Reddy Ramakrishna L
American Red Cross Midwest Region Blood Services and Department of Pathology and Microbiology, University of Nebraska Medical Center, 3838 Dewey Avenue, Omaha, NE 68105, USA.
Transfus Apher Sci. 2005 Feb;32(1):63-72. doi: 10.1016/j.transci.2004.10.007.
Bone marrow transplantation gradually expanded as a treatment modality for various malignant and non malignant disease conditions. Since the discoveries of the potential of Peripheral Blood Progenitor Cells (PBPC) in the hematopoietic reconstitution mid 1980s and early 1990s PBPC gradually replaced bone marrow as the preferred source of stem cells. The introduction of hematopoietic cytokines that can mobilize large number of progenitors into circulation accelerated PBPC usage. Technological advancements in the apheresis instrumentation greatly helped in the conversion from marrow to PBPC. PBPC collection is less painful, less expensive and transplant with PBPC results in faster hematological recovery than with marrow. Almost all of the autologous transplants are currently performed with PBPC and a similar trend is seen with the allogeneic transplants. The progenitor cell mobilization regimen for autologous patients can be cytokines alone or cytokines combined with chemotherapy. In the majority of the patients the required minimal cell dose of 2.5-5.0 x 10(6)/kg CD34+ cells can be collected in one or two apheresis collections. A few of autologous transplant patients who mobilize poorly require several collections. Allogeneic donors are generally mobilized with daily subcutaneous injections of G-CSF 10 microg/kg for 5 days. The PBPC are collected in one or two apheresis procedures. The side effects of G-CSF are generally mild to moderate; however rare serious reactions including rupture of the spleen have been reported. The collection of PBPC in pediatric patients poses additional challenges yet an adequate dose of cells can be collected with the available apheresis instrumentation. The apheresis collection procedures are safe with no serious adverse consequences. Future scientific advancements may expand the use of PBPC for other clinical application in addition to the current use for hematological reconstitution.
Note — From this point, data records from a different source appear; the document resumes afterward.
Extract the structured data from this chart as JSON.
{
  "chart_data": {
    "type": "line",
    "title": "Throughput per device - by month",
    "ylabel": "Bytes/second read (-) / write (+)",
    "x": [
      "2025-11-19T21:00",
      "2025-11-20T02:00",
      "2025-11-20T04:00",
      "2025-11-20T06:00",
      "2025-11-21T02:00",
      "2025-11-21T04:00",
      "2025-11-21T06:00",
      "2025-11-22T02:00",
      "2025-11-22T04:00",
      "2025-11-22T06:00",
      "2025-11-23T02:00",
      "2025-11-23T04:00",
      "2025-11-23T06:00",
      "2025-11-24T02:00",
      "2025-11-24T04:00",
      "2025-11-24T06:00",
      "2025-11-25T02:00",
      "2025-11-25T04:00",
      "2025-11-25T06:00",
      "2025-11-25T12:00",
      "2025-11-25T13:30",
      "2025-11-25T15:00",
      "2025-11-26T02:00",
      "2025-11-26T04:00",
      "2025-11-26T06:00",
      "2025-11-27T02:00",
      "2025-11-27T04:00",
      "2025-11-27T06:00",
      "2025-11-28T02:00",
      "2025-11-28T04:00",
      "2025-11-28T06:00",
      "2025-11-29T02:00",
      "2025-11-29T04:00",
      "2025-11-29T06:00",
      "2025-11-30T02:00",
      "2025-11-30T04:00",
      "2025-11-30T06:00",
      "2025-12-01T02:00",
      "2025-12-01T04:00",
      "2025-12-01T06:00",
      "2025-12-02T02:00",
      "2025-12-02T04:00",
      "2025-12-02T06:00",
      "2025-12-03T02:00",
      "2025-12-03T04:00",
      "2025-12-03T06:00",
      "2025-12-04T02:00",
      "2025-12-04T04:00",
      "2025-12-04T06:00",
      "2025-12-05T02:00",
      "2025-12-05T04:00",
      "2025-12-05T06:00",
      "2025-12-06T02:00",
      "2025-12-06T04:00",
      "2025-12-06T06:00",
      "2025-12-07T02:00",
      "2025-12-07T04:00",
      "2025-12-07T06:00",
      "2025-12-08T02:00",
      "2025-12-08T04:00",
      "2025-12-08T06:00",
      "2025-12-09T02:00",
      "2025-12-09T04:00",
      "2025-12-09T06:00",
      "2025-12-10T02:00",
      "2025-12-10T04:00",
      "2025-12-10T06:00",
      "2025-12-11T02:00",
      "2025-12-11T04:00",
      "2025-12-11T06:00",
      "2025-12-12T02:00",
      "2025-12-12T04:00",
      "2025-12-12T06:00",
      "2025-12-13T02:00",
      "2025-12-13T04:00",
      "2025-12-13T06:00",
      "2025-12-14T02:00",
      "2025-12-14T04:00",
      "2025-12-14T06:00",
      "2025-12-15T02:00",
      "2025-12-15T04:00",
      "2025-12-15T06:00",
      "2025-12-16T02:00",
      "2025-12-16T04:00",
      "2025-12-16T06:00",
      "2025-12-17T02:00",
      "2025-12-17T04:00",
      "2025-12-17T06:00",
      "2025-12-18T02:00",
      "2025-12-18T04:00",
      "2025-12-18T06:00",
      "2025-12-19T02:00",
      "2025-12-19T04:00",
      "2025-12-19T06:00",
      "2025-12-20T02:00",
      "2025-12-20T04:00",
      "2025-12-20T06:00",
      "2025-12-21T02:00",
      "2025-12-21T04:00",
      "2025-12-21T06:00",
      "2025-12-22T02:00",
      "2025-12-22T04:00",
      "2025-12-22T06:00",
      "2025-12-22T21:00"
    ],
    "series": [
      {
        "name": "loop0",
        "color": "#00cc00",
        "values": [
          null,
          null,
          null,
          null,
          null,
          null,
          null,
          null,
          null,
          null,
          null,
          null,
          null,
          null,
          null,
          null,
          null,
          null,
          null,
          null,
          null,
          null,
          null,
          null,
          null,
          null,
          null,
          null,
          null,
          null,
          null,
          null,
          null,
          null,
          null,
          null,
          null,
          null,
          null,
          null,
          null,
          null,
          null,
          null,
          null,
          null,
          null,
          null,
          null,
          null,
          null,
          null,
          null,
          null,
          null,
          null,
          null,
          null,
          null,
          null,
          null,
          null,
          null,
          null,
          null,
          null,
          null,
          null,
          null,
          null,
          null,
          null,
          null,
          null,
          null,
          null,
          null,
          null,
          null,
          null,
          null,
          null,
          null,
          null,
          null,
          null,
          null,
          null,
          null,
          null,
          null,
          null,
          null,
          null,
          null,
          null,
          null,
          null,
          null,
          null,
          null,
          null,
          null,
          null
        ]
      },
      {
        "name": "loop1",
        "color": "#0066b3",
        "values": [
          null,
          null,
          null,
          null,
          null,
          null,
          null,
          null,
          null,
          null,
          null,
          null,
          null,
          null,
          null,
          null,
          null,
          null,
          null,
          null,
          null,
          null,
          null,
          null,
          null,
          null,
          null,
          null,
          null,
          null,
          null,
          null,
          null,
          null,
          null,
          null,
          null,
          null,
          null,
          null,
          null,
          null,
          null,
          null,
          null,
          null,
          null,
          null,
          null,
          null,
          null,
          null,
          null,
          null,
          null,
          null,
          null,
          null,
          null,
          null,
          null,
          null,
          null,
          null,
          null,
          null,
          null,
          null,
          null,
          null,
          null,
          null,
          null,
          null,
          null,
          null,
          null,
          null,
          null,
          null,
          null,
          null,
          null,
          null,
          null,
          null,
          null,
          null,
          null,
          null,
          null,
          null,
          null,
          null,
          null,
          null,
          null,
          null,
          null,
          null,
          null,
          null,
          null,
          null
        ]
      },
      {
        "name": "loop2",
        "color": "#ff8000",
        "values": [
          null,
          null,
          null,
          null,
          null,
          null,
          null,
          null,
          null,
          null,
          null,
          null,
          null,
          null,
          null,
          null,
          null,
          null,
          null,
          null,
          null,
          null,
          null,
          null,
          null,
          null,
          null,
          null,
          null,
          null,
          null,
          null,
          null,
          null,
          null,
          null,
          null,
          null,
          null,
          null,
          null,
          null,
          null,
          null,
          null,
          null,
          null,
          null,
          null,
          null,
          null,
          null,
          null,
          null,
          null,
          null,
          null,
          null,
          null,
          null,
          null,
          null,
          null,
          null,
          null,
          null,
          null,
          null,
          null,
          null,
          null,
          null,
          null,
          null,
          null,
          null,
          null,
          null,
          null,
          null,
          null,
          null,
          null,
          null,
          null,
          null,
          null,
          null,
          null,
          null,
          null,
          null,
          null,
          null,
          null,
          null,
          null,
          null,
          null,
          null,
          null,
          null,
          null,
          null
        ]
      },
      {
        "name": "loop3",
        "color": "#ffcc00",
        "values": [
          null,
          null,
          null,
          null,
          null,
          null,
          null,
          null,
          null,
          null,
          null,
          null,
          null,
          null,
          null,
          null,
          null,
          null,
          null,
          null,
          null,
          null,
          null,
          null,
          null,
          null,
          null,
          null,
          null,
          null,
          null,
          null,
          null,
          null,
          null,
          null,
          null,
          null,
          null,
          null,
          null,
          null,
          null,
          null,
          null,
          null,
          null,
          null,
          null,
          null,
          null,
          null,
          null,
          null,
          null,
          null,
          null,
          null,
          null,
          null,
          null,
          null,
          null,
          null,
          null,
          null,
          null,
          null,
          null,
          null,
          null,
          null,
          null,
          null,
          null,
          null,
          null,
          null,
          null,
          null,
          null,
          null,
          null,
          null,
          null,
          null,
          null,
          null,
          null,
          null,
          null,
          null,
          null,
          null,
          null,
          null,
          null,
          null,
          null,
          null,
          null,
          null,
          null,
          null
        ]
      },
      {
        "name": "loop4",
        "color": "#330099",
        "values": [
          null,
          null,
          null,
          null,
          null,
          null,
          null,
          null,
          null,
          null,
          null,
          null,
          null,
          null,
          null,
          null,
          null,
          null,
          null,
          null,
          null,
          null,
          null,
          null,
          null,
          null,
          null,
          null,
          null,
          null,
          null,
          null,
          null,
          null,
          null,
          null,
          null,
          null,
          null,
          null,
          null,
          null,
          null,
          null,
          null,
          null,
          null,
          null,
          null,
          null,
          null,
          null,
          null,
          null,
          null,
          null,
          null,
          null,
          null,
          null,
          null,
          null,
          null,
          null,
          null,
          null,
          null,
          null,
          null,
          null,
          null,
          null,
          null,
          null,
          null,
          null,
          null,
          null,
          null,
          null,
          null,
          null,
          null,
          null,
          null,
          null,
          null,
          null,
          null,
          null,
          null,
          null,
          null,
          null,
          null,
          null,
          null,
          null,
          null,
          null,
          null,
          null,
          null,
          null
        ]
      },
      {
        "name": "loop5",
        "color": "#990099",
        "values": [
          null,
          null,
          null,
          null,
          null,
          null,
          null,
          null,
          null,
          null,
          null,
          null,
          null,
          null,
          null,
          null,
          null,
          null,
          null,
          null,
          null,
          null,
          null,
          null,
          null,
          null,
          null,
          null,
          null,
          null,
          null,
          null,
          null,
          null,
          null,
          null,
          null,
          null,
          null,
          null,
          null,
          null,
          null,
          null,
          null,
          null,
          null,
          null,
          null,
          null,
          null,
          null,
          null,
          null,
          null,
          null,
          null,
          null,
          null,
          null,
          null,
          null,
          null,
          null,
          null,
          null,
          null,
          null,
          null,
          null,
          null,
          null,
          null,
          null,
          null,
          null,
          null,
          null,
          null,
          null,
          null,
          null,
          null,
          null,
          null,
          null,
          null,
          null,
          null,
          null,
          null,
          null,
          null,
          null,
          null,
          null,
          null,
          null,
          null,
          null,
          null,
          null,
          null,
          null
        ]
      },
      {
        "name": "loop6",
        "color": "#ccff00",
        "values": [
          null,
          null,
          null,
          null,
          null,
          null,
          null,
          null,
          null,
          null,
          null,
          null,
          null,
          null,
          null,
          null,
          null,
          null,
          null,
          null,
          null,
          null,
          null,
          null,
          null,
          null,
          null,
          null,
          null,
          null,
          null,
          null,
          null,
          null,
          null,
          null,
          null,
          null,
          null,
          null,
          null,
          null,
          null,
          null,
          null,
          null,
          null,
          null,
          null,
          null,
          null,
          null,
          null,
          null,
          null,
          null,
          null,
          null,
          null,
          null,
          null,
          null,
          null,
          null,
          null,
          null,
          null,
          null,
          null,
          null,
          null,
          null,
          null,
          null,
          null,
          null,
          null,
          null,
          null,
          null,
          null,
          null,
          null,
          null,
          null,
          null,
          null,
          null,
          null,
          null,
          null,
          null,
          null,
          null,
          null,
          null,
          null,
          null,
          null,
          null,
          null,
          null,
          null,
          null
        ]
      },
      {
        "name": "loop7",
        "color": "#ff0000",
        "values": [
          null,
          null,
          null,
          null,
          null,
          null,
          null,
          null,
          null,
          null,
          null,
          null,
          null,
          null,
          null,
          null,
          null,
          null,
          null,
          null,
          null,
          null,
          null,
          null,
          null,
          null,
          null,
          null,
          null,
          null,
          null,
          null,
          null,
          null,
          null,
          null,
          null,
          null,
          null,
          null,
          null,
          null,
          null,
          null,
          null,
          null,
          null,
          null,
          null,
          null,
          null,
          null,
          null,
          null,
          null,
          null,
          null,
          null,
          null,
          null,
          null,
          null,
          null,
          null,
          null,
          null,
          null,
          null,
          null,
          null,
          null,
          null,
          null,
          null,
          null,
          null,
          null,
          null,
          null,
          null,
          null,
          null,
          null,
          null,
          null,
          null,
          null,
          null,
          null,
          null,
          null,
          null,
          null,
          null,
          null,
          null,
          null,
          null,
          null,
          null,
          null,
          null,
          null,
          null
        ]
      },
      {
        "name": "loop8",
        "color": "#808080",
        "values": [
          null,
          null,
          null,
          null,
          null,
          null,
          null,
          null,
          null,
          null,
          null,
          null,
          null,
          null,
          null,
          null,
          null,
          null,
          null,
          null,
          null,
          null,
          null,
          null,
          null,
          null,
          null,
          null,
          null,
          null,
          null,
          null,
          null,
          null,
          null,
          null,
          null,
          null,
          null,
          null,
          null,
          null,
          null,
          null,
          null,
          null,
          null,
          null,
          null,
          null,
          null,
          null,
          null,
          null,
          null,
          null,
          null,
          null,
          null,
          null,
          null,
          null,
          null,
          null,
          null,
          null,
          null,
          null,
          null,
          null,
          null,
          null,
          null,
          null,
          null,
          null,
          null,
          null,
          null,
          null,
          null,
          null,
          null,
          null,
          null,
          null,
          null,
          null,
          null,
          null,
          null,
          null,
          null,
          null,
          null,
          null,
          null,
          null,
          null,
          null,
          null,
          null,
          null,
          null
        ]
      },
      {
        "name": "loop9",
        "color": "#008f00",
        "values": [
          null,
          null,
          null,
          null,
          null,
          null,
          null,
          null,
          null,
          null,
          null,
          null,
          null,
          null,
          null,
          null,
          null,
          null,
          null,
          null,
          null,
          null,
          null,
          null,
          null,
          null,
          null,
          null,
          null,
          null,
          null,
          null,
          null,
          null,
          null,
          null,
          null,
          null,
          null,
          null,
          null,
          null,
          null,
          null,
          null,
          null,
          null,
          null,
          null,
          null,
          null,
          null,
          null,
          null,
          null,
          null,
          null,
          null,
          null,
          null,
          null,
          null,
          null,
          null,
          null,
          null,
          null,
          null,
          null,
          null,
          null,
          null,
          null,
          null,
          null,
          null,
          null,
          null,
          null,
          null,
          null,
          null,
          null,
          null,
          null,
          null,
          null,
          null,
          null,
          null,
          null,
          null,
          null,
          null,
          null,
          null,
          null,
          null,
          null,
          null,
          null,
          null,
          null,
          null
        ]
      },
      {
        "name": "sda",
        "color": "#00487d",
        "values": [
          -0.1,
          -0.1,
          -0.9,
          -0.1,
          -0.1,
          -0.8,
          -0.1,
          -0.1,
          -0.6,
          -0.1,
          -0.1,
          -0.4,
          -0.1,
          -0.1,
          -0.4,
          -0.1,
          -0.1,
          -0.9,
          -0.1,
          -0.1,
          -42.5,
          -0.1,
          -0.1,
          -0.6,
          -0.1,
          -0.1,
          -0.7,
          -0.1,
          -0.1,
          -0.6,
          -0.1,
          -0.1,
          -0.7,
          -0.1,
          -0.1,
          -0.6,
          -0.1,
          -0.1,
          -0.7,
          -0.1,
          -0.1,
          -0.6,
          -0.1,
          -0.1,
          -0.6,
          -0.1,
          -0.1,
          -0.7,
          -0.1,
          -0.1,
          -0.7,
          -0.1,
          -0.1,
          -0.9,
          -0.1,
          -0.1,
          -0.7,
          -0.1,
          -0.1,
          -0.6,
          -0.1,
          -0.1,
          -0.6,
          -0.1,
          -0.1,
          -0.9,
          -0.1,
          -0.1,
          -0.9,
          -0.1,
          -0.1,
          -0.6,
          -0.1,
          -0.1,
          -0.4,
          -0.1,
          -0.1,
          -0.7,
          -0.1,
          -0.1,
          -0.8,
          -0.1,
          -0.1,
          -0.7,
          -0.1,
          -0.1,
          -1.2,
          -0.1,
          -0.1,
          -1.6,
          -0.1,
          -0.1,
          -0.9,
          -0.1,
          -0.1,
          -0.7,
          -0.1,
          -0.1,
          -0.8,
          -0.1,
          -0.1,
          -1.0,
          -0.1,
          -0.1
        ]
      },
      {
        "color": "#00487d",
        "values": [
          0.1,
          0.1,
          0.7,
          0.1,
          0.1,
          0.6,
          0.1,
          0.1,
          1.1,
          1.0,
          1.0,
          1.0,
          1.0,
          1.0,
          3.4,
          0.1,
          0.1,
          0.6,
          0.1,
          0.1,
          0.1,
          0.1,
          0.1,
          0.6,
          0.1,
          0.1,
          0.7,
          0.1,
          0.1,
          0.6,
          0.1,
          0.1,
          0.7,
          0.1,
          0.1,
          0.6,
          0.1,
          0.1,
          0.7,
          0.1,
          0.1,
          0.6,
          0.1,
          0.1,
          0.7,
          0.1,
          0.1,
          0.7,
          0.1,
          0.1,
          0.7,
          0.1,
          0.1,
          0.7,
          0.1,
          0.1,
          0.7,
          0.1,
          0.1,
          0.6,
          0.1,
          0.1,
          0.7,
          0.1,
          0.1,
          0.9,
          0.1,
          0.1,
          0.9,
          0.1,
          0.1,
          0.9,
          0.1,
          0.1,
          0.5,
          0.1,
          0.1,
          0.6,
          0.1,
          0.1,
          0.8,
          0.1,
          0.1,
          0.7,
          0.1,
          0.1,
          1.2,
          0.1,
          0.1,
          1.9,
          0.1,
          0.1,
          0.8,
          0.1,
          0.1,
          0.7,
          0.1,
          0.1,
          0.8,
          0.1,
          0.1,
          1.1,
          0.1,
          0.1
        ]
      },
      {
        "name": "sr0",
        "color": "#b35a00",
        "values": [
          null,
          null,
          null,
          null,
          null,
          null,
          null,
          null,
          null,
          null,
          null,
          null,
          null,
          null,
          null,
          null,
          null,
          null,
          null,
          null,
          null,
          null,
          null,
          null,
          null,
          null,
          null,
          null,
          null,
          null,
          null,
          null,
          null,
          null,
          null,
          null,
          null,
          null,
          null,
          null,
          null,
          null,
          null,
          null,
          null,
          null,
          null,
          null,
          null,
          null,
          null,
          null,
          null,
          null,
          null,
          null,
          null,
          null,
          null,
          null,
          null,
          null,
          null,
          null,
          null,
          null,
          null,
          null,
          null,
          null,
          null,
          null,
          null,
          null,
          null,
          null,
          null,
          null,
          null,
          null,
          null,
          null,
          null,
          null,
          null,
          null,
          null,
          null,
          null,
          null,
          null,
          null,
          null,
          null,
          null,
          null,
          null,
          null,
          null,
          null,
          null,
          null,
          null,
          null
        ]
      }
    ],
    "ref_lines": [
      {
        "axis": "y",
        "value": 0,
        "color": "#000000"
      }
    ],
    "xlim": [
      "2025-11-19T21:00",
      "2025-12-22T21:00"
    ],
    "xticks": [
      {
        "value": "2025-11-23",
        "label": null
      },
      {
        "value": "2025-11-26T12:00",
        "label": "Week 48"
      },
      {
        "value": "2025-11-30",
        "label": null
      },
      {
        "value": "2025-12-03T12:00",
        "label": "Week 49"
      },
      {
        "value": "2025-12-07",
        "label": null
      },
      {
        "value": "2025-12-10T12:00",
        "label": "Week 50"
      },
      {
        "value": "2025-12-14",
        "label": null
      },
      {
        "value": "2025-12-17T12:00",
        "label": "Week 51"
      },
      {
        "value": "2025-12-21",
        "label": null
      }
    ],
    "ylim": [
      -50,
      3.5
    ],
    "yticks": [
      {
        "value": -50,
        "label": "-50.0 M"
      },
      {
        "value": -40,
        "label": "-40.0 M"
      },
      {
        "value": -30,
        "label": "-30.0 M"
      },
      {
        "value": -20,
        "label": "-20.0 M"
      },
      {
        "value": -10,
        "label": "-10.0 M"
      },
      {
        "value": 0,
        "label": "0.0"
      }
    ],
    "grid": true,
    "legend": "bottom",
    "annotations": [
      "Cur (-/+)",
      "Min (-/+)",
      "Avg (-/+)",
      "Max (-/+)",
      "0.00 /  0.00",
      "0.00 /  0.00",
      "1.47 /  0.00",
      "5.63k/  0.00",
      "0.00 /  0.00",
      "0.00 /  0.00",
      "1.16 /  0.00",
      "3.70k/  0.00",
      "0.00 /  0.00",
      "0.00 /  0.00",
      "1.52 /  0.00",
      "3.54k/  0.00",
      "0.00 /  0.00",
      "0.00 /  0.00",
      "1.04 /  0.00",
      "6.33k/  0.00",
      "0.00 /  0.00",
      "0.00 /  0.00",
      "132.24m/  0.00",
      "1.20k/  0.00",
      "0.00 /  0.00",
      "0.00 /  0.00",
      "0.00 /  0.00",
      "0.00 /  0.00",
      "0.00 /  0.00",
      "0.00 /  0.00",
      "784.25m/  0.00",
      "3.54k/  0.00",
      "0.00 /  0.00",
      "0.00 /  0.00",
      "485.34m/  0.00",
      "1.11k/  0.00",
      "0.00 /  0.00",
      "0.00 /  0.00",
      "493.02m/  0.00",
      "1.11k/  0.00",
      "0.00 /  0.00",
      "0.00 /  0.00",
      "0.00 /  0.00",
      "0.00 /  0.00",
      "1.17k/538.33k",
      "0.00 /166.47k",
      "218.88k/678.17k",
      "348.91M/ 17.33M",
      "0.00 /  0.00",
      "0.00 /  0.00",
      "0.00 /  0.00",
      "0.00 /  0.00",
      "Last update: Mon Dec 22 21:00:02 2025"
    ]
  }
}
骨髓移植作为一种治疗各种恶性和非恶性疾病的方法逐渐得到推广。自20世纪80年代中期和90年代初发现外周血祖细胞(PBPC)在造血重建中的潜力以来,PBPC逐渐取代骨髓成为首选的干细胞来源。能够将大量祖细胞动员到循环中的造血细胞因子的引入加速了PBPC的应用。血液成分分离仪器的技术进步极大地推动了从骨髓向PBPC的转变。PBPC采集痛苦较小、成本较低,与骨髓移植相比,PBPC移植导致血液学恢复更快。目前几乎所有的自体移植都采用PBPC进行,同种异体移植也呈现出类似的趋势。自体患者的祖细胞动员方案可以是单独使用细胞因子或细胞因子与化疗联合使用。在大多数患者中,通过一到两次血液成分分离采集就可以收集到所需的最低细胞剂量2.5 - 5.0×10(6)/kg CD34+细胞。少数动员效果不佳的自体移植患者需要进行多次采集。同种异体供者一般通过每天皮下注射10μg/kg的粒细胞集落刺激因子(G-CSF),持续5天来进行动员。PBPC通过一到两次血液成分分离程序进行采集。G-CSF的副作用一般为轻至中度;然而,已有报道称罕见严重反应,包括脾破裂。儿科患者的PBPC采集带来了额外的挑战,但使用现有的血液成分分离仪器仍可采集到足够剂量的细胞。血液成分分离采集程序是安全的,没有严重不良后果。未来的科学进展可能会扩大PBPC在除目前用于造血重建之外的其他临床应用中的使用。